Er ist der Autor des Initiationsgedichts von großer Tiefe: “Stavacintamani” (Das geheime Heiligtum des Juwels der göttlichen Liebe.
Vasugupta
Vasugupta war ein Autor des neunten Jahrhunderts, der vor allem für die Shiva-Sutras bekannt ist, einem wichtigen Text in der Advaita-Tradition des kaschmirischen Shaivismus.
Die Einzelheiten von Vasuguptas Leben sind unbekannt.
In der Shaiva-Tradition wird angenommen, dass Vasugupta sein Wissen und seine Anerkennung durch direkte Verwirklichung angesammelt hat.
Somananda
Somananda (875–925) war einer der Lehrer des Shivaismus in Kaschmir, ein Schüler von Vasugupta.

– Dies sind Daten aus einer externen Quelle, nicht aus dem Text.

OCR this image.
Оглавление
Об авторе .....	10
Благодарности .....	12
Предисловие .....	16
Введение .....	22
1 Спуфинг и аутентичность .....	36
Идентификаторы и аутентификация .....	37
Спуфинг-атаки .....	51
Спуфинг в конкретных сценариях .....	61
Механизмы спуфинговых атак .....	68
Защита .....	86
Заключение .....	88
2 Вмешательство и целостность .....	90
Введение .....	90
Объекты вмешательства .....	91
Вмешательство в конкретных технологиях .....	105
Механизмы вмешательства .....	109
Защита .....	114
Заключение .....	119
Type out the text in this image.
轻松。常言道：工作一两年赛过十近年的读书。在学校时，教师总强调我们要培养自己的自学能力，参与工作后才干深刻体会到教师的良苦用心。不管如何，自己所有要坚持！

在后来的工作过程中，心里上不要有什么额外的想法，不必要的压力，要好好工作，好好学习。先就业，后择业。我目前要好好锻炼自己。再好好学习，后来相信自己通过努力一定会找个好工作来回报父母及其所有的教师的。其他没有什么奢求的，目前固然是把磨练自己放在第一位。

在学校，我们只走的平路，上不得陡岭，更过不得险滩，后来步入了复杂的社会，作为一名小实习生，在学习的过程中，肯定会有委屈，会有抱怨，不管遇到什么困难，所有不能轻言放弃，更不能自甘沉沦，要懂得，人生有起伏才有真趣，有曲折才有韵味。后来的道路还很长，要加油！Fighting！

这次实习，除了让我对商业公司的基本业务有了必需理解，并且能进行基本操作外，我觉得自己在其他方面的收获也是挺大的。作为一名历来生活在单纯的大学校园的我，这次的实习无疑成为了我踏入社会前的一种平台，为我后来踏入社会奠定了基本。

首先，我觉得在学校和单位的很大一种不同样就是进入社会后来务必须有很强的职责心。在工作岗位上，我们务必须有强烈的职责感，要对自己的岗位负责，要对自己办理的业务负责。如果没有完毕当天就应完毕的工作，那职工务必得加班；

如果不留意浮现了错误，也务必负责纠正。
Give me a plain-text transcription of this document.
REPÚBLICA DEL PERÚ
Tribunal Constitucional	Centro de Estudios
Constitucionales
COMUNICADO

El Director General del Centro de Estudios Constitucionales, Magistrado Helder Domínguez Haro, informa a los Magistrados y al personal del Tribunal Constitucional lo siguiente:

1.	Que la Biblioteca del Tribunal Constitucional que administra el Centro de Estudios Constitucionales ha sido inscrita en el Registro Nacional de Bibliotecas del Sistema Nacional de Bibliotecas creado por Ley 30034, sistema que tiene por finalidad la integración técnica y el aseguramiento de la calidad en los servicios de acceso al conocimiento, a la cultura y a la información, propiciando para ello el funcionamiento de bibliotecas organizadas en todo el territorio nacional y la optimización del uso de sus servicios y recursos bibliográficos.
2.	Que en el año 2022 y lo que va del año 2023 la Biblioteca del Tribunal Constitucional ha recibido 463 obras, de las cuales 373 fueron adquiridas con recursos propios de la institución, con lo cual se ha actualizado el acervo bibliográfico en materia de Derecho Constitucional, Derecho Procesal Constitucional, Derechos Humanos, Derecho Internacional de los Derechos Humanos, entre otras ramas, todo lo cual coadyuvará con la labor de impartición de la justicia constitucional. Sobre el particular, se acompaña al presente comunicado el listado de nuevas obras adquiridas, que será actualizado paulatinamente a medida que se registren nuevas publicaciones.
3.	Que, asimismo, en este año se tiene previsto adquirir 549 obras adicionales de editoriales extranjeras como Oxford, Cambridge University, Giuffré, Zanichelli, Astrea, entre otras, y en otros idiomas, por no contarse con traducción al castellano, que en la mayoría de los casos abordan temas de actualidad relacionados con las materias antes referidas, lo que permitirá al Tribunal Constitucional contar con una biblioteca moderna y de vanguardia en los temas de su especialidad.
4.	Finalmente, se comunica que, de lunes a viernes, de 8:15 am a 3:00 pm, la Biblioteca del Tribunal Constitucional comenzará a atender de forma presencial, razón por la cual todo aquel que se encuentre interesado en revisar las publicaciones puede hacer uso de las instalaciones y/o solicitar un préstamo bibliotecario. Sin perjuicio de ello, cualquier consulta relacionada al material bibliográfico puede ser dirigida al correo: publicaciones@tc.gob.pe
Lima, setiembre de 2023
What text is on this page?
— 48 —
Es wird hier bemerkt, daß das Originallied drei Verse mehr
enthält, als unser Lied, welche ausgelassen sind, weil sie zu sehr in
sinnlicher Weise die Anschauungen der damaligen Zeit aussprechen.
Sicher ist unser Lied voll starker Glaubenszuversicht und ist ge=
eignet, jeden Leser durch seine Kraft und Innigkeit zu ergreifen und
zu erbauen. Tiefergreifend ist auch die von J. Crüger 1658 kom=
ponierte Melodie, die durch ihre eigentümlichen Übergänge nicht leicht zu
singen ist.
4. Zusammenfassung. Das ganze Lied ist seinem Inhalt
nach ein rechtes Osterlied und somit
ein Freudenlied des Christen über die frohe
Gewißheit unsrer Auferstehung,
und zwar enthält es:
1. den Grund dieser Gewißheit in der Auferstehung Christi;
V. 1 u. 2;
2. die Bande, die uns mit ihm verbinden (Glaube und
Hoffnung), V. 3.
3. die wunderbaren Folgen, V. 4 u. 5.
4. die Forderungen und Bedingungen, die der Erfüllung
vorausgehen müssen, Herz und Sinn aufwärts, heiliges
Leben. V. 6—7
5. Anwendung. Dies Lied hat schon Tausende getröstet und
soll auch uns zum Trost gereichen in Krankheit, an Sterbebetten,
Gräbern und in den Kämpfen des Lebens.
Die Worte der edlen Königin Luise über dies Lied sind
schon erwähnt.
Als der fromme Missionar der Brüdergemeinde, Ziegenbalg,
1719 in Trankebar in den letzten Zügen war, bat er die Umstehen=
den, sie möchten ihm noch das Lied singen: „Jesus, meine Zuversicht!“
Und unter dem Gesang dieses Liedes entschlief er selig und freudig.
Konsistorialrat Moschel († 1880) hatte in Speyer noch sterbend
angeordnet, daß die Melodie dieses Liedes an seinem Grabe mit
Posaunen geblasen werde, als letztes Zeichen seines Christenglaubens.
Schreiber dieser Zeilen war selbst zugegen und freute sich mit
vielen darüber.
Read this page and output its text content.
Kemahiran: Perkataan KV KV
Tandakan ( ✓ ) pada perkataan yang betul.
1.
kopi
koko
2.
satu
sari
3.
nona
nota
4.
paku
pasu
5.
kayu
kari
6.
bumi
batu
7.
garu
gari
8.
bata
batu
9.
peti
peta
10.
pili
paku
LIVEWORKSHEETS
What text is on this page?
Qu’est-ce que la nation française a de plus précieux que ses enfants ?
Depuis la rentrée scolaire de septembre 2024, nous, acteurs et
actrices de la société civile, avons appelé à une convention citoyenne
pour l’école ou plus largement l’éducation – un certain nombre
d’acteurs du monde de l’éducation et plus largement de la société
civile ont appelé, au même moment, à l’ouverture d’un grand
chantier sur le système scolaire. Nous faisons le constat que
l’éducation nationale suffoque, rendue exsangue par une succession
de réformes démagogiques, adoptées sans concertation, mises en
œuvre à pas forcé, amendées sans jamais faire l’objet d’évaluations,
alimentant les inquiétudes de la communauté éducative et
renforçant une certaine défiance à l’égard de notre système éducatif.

Er war der Autor des Shiva-Sutras, eines der grundlegenden Texte des Shivaismus.
Zusammen mit Bhaṭṭa Kallaṭa strukturierte er rigoros und logisch die Konzepte des Shivaismus.
Bhatta Kallata, Autor von “Spandei Karika”, war ein Zeitgenosse von Somananda und auch ein Schüler von Vasugupta
Es gibt einen Mythos über den Ursprung von Somananda. Er behauptete, ein Nachkomme des Weisen Durvasa zu sein, der von Shiva die spirituelle Mission erhielt, die Tradition und die Geheimnisse des agamischen Shivaismus am Leben zu erhalten. Es wird gesagt, dass Durvasa ihren Sohn Tryambaka direkt aus dem Verstand erschuf (ähnlich wie die Erschaffung Athens direkt aus dem Geist ihres Vaters Zeus in der griechischen Mythologie). Im Gegenzug schuf Tryambaka auch einen Sohn direkt aus seinem Kopf. Dies dauerte 15 Generationen und endete mit Sangamadityas Vater, der eine Frau zur Frau nahm. Dann blieben noch drei Generationen bis Somananda.
Somananda beansprucht also eine göttliche spirituelle Abstammung.
Swami Brahmacharin Lakshman
Der letzte Fortläufer der shivaitischen Tradition Kaschmirs war Swami Brahmacharin Lakshman (Lakshmanjoo), der bis 1992 lebte.